Let me first to say that I rate Nora Roberts as one of my favourite authors. Yes, she is a romance novelist, and no, you cannot blindly judge her like an idiot because of that. Nora Roberts is something special. Not only does she have an unparalleled third person limited narration, she’s also one of the most disciplined writers known to the publishing world. She treats writing like any other typical day job, hunkering down eight hours every day to work. Hence, on average, she cranks out four books a year, all of which become New York Times’ Bestsellers. Top that.
I realise that I just spent 300 words rambling on about the book, its genre, and its author as opposed to one of its sentences as the prompt states. So let’s get to it, shall we?
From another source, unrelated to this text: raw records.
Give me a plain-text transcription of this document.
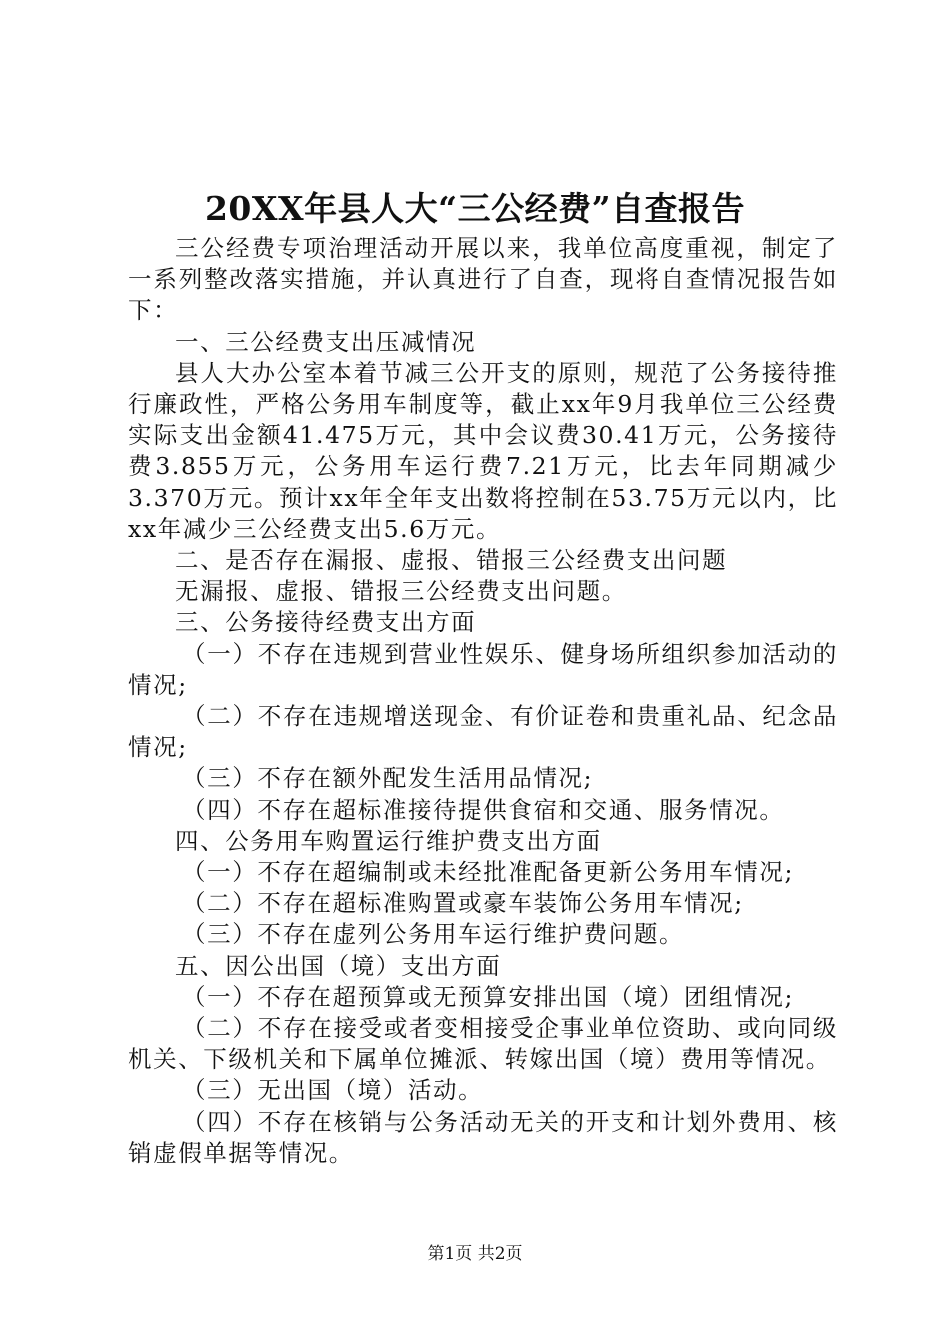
20XX年县人大“三公经费”自查报告

三公经费专项治理活动开展以来，我单位高度重视，制定了一系列整改落实措施，并认真进行了自查，现将自查情况报告如下：

一、三公经费支出压减情况

县人大办公室本着节减三公开支的原则，规范了公务接待推行廉政性，严格公务用车制度等，截止xx年9月我单位三公经费实际支出金额41.475万元，其中会议费30.41万元，公务接待费3.855万元，公务用车运行费7.21万元，比去年同期减少3.370万元。预计xx年全年支出数将控制在53.75万元以内，比xx年减少三公经费支出5.6万元。

二、是否存在漏报、虚报、错报三公经费支出问题

无漏报、虚报、错报三公经费支出问题。

三、公务接待经费支出方面

（一）不存在违规到营业性娱乐、健身场所组织参加活动的情况;

（二）不存在违规增送现金、有价证卷和贵重礼品、纪念品情况;

（三）不存在额外配发生活用品情况;

（四）不存在超标准接待提供食宿和交通、服务情况。

四、公务用车购置运行维护费支出方面

（一）不存在超编制或未经批准配备更新公务用车情况;

（二）不存在超标准购置或豪车装饰公务用车情况;

（三）不存在虚列公务用车运行维护费问题。

五、因公出国（境）支出方面

（一）不存在超预算或无预算安排出国（境）团组情况;

（二）不存在接受或者变相接受企事业单位资助、或向同级机关、下级机关和下属单位摊派、转嫁出国（境）费用等情况。

（三）无出国（境）活动。

（四）不存在核销与公务活动无关的开支和计划外费用、核销虚假单据等情况。

第1页 共2页
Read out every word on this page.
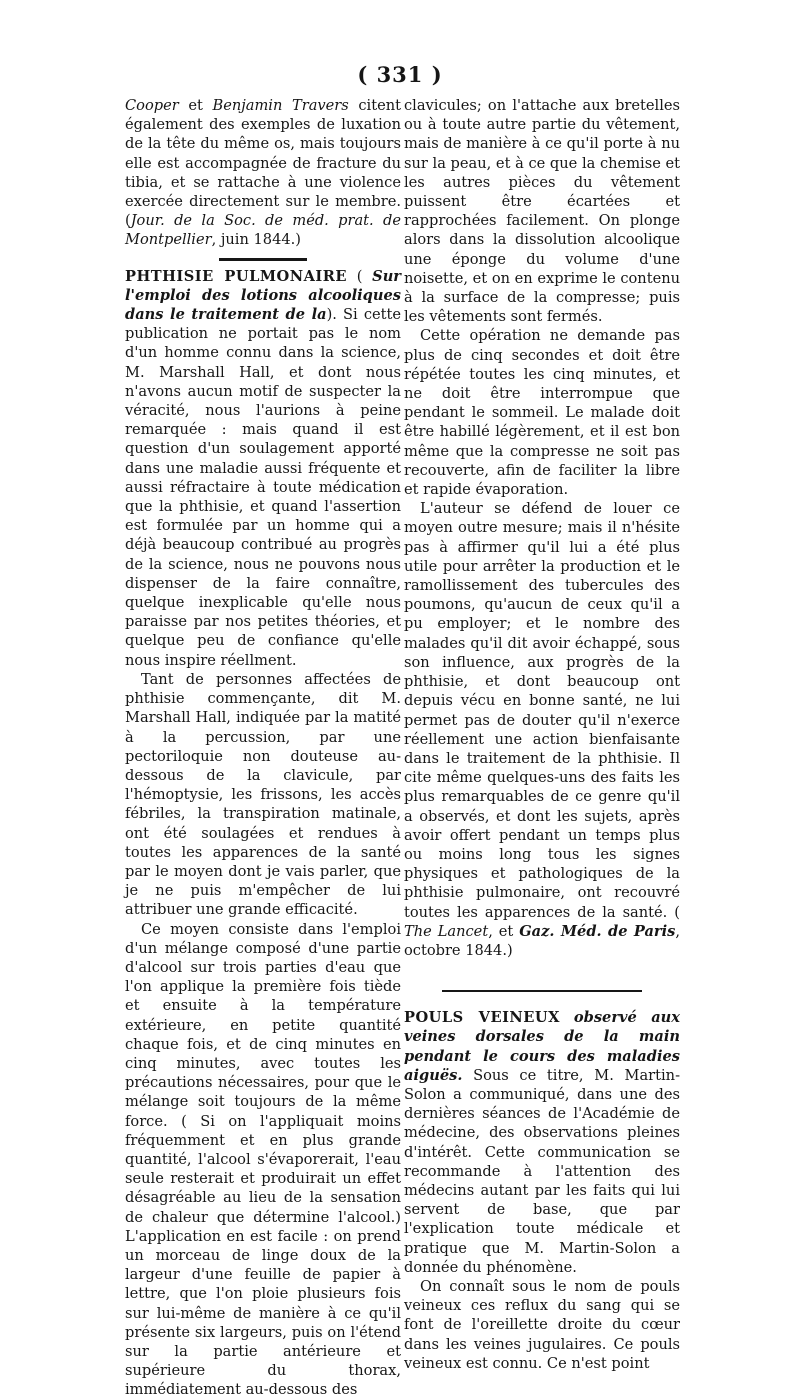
( 331 )

Cooper et Benjamin Travers citent également des exemples de luxation de la tête du même os, mais toujours elle est accompagnée de fracture du tibia, et se rattache à une violence exercée directement sur le membre. (Jour. de la Soc. de méd. prat. de Montpellier, juin 1844.)

PHTHISIE PULMONAIRE ( Sur l'emploi des lotions alcooliques dans le traitement de la). Si cette publication ne portait pas le nom d'un homme connu dans la science, M. Marshall Hall, et dont nous n'avons aucun motif de suspecter la véracité, nous l'aurions à peine remarquée : mais quand il est question d'un soulagement apporté dans une maladie aussi fréquente et aussi réfractaire à toute médication que la phthisie, et quand l'assertion est formulée par un homme qui a déjà beaucoup contribué au progrès de la science, nous ne pouvons nous dispenser de la faire connaître, quelque inexplicable qu'elle nous paraisse par nos petites théories, et quelque peu de confiance qu'elle nous inspire réellment.

Tant de personnes affectées de phthisie commençante, dit M. Marshall Hall, indiquée par la matité à la percussion, par une pectoriloquie non douteuse au-dessous de la clavicule, par l'hémoptysie, les frissons, les accès fébriles, la transpiration matinale, ont été soulagées et rendues à toutes les apparences de la santé par le moyen dont je vais parler, que je ne puis m'empêcher de lui attribuer une grande efficacité.

Ce moyen consiste dans l'emploi d'un mélange composé d'une partie d'alcool sur trois parties d'eau que l'on applique la première fois tiède et ensuite à la température extérieure, en petite quantité chaque fois, et de cinq minutes en cinq minutes, avec toutes les précautions nécessaires, pour que le mélange soit toujours de la même force. ( Si on l'appliquait moins fréquemment et en plus grande quantité, l'alcool s'évaporerait, l'eau seule resterait et produirait un effet désagréable au lieu de la sensation de chaleur que détermine l'alcool.) L'application en est facile : on prend un morceau de linge doux de la largeur d'une feuille de papier à lettre, que l'on ploie plusieurs fois sur lui-même de manière à ce qu'il présente six largeurs, puis on l'étend sur la partie antérieure et supérieure du thorax, immédiatement au-dessous des

clavicules; on l'attache aux bretelles ou à toute autre partie du vêtement, mais de manière à ce qu'il porte à nu sur la peau, et à ce que la chemise et les autres pièces du vêtement puissent être écartées et rapprochées facilement. On plonge alors dans la dissolution alcoolique une éponge du volume d'une noisette, et on en exprime le contenu à la surface de la compresse; puis les vêtements sont fermés.

Cette opération ne demande pas plus de cinq secondes et doit être répétée toutes les cinq minutes, et ne doit être interrompue que pendant le sommeil. Le malade doit être habillé légèrement, et il est bon même que la compresse ne soit pas recouverte, afin de faciliter la libre et rapide évaporation.

L'auteur se défend de louer ce moyen outre mesure; mais il n'hésite pas à affirmer qu'il lui a été plus utile pour arrêter la production et le ramollissement des tubercules des poumons, qu'aucun de ceux qu'il a pu employer; et le nombre des malades qu'il dit avoir échappé, sous son influence, aux progrès de la phthisie, et dont beaucoup ont depuis vécu en bonne santé, ne lui permet pas de douter qu'il n'exerce réellement une action bienfaisante dans le traitement de la phthisie. Il cite même quelques-uns des faits les plus remarquables de ce genre qu'il a observés, et dont les sujets, après avoir offert pendant un temps plus ou moins long tous les signes physiques et pathologiques de la phthisie pulmonaire, ont recouvré toutes les apparences de la santé. ( The Lancet, et Gaz. Méd. de Paris, octobre 1844.)

POULS VEINEUX observé aux veines dorsales de la main pendant le cours des maladies aiguës. Sous ce titre, M. Martin-Solon a communiqué, dans une des dernières séances de l'Académie de médecine, des observations pleines d'intérêt. Cette communication se recommande à l'attention des médecins autant par les faits qui lui servent de base, que par l'explication toute médicale et pratique que M. Martin-Solon a donnée du phénomène.

On connaît sous le nom de pouls veineux ces reflux du sang qui se font de l'oreillette droite du cœur dans les veines jugulaires. Ce pouls veineux est connu. Ce n'est point
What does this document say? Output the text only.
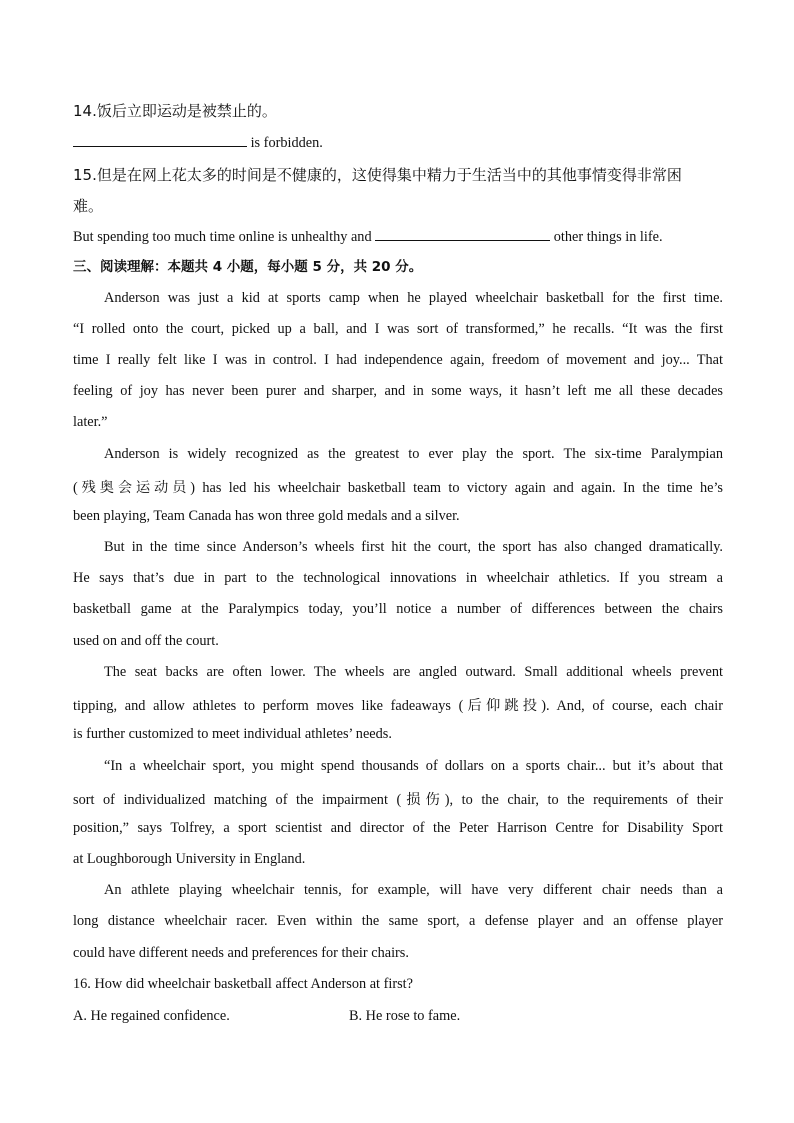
14.饭后立即运动是被禁止的。
is forbidden.
15.但是在网上花太多的时间是不健康的，这使得集中精力于生活当中的其他事情变得非常困
难。
But spending too much time online is unhealthy and	other things in life.
三、阅读理解：本题共 4 小题，每小题 5 分，共 20 分。
Anderson was just a kid at sports camp when he played wheelchair basketball for the first time.
“I rolled onto the court, picked up a ball, and I was sort of transformed,” he recalls. “It was the first
time I really felt like I was in control. I had independence again, freedom of movement and joy... That
feeling of joy has never been purer and sharper, and in some ways, it hasn’t left me all these decades
later.”
Anderson is widely recognized as the greatest to ever play the sport. The six-time Paralympian
(残奥会运动员) has led his wheelchair basketball team to victory again and again. In the time he’s
been playing, Team Canada has won three gold medals and a silver.
But in the time since Anderson’s wheels first hit the court, the sport has also changed dramatically.
He says that’s due in part to the technological innovations in wheelchair athletics. If you stream a
basketball game at the Paralympics today, you’ll notice a number of differences between the chairs
used on and off the court.
The seat backs are often lower. The wheels are angled outward. Small additional wheels prevent
tipping, and allow athletes to perform moves like fadeaways (后仰跳投). And, of course, each chair
is further customized to meet individual athletes’ needs.
“In a wheelchair sport, you might spend thousands of dollars on a sports chair... but it’s about that
sort of individualized matching of the impairment (损伤), to the chair, to the requirements of their
position,” says Tolfrey, a sport scientist and director of the Peter Harrison Centre for Disability Sport
at Loughborough University in England.
An athlete playing wheelchair tennis, for example, will have very different chair needs than a
long distance wheelchair racer. Even within the same sport, a defense player and an offense player
could have different needs and preferences for their chairs.
16. How did wheelchair basketball affect Anderson at first?
A. He regained confidence.	B. He rose to fame.
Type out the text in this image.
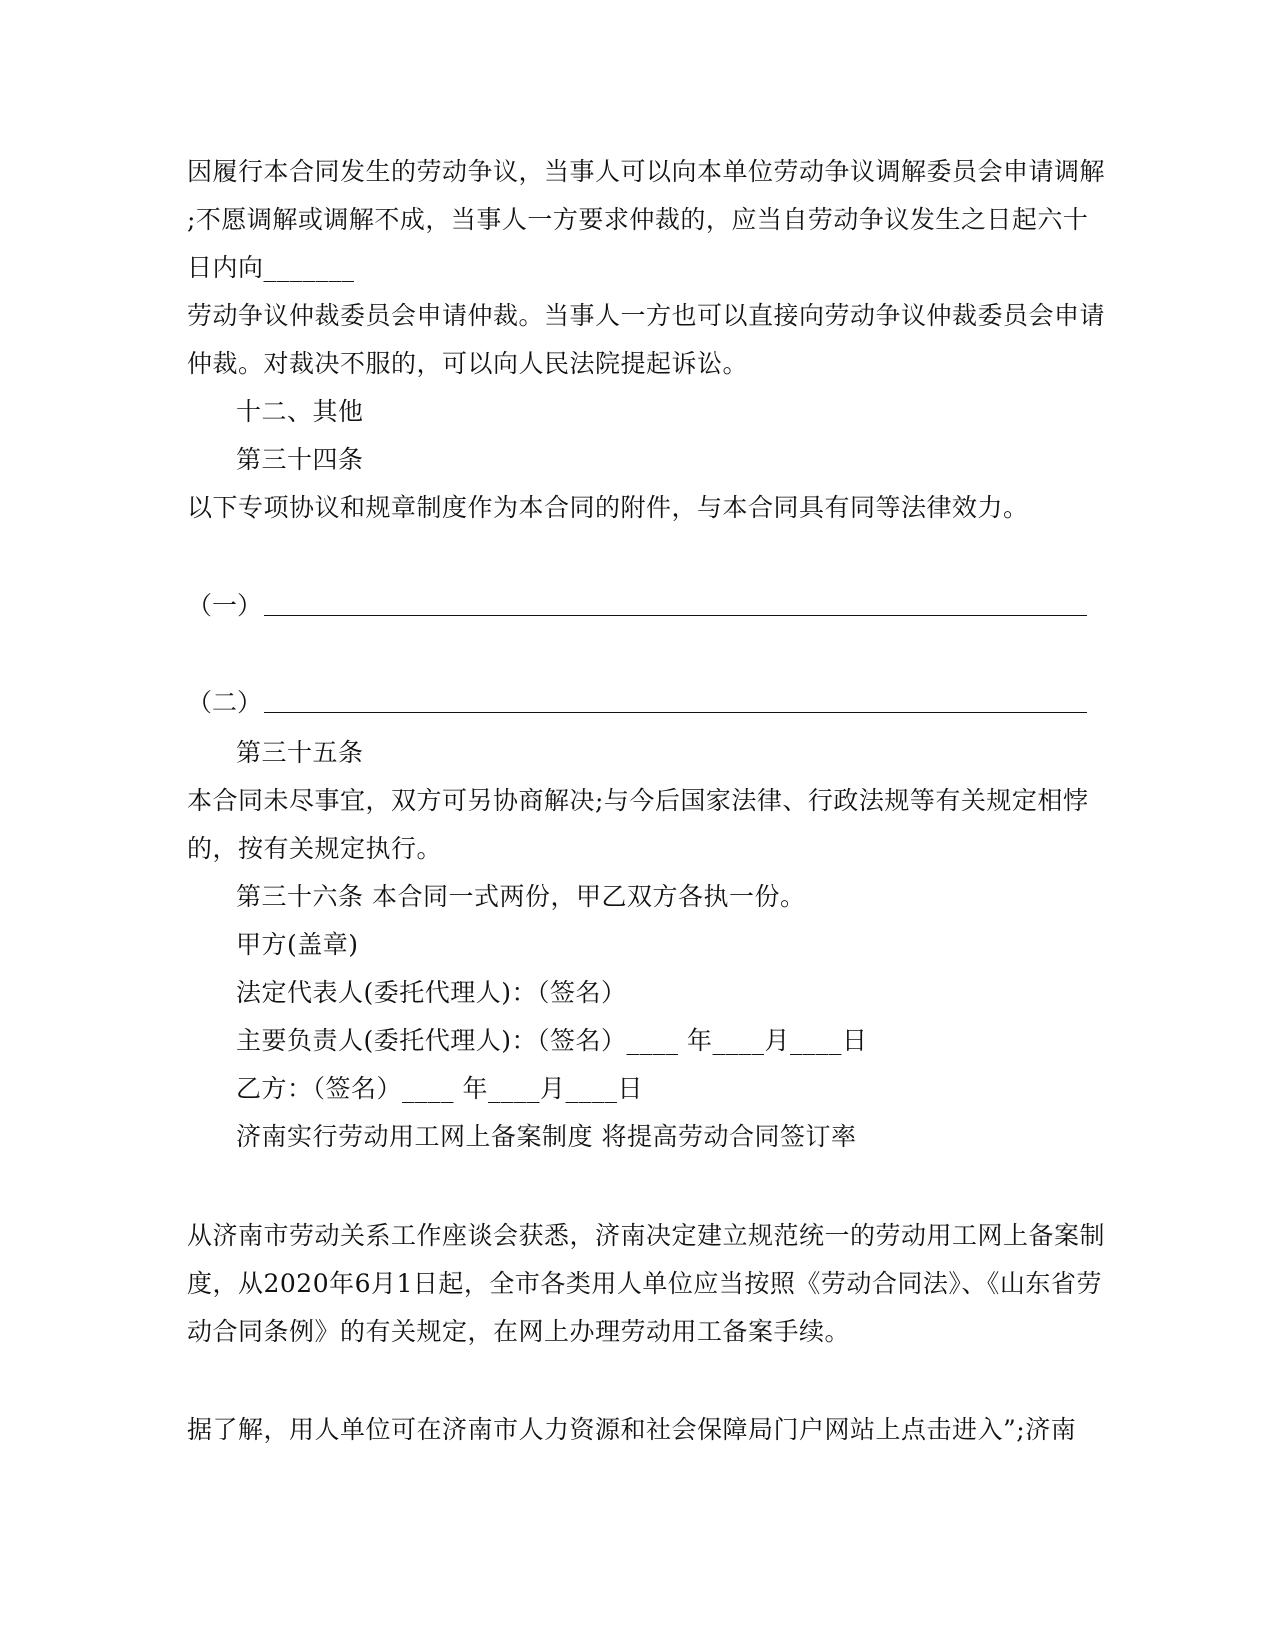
因履行本合同发生的劳动争议，当事人可以向本单位劳动争议调解委员会申请调解
;不愿调解或调解不成，当事人一方要求仲裁的，应当自劳动争议发生之日起六十
日内向_______
劳动争议仲裁委员会申请仲裁。当事人一方也可以直接向劳动争议仲裁委员会申请
仲裁。对裁决不服的，可以向人民法院提起诉讼。
十二、其他
第三十四条
以下专项协议和规章制度作为本合同的附件，与本合同具有同等法律效力。
（一）
（二）
第三十五条
本合同未尽事宜，双方可另协商解决;与今后国家法律、行政法规等有关规定相悖
的，按有关规定执行。
第三十六条 本合同一式两份，甲乙双方各执一份。
甲方(盖章)
法定代表人(委托代理人)：（签名）
主要负责人(委托代理人)：（签名）____ 年____月____日
乙方：（签名）____ 年____月____日
济南实行劳动用工网上备案制度 将提高劳动合同签订率
从济南市劳动关系工作座谈会获悉，济南决定建立规范统一的劳动用工网上备案制
度，从2020年6月1日起，全市各类用人单位应当按照《劳动合同法》、《山东省劳
动合同条例》的有关规定，在网上办理劳动用工备案手续。
据了解，用人单位可在济南市人力资源和社会保障局门户网站上点击进入”;济南
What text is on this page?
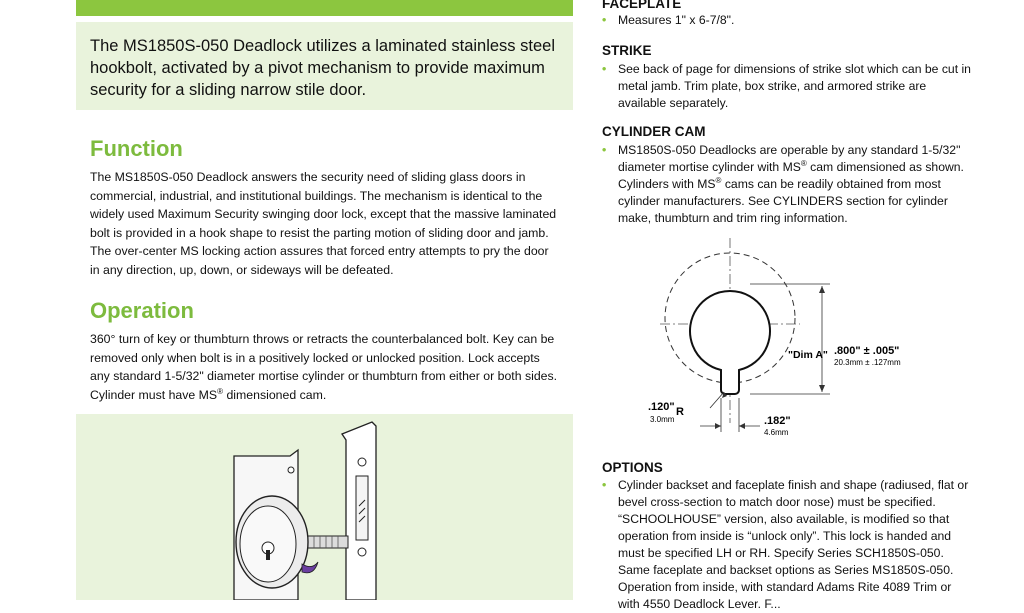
The MS1850S-050 Deadlock utilizes a laminated stainless steel hookbolt, activated by a pivot mechanism to provide maximum security for a sliding narrow stile door.

Function

The MS1850S-050 Deadlock answers the security need of sliding glass doors in commercial, industrial, and institutional buildings. The mechanism is identical to the widely used Maximum Security swinging door lock, except that the massive laminated bolt is provided in a hook shape to resist the parting motion of sliding door and jamb. The over-center MS locking action assures that forced entry attempts to pry the door in any direction, up, down, or sideways will be defeated.

Operation

360° turn of key or thumbturn throws or retracts the counterbalanced bolt. Key can be removed only when bolt is in a positively locked or unlocked position. Lock accepts any standard 1-5/32" diameter mortise cylinder or thumbturn from either or both sides. Cylinder must have MS® dimensioned cam.

FACEPLATE
• Measures 1" x 6-7/8".
STRIKE
• See back of page for dimensions of strike slot which can be cut in metal jamb. Trim plate, box strike, and armored strike are available separately.
CYLINDER CAM
• MS1850S-050 Deadlocks are operable by any standard 1-5/32" diameter mortise cylinder with MS® cam dimensioned as shown. Cylinders with MS® cams can be readily obtained from most cylinder manufacturers. See CYLINDERS section for cylinder make, thumbturn and trim ring information.
"Dim A" .800" ± .005"
20.3mm ± .127mm
.120" R
3.0mm	.182"
4.6mm
OPTIONS
• Cylinder backset and faceplate finish and shape (radiused, flat or bevel cross-section to match door nose) must be specified. “SCHOOLHOUSE” version, also available, is modified so that operation from inside is “unlock only”. This lock is handed and must be specified LH or RH. Specify Series SCH1850S-050. Same faceplate and backset options as Series MS1850S-050. Operation from inside, with standard Adams Rite 4089 Trim or with 4550 Deadlock Lever. F...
“The day, already warm, offered a baking sun over their bird’s-eye view of sea and sand, of houses jogging down the long slope in their soft roses and whites and umbers.” (36)
How the sentence would read had I written it:
It was hot and sunny, and they could see the beach along with some pink, white, and brown houses.
Seriously, how does someone make such a boring sentence so effortlessly poetic? And who knew “umber” was a word? And can we take a moment to appreciate her gorgeous personification of ‘houses’?
I won’t say that this sentence is the most brilliant representation of Nora Robert’s mastery of the written word, but it gives you a sense, no?
Okay, musing complete. Slightly off prompt, but still musing nonetheless. Thanks for reading…or skimming and scrolling down to the end…
’til next time,
P.S. Thoughts on romance novels and novelists?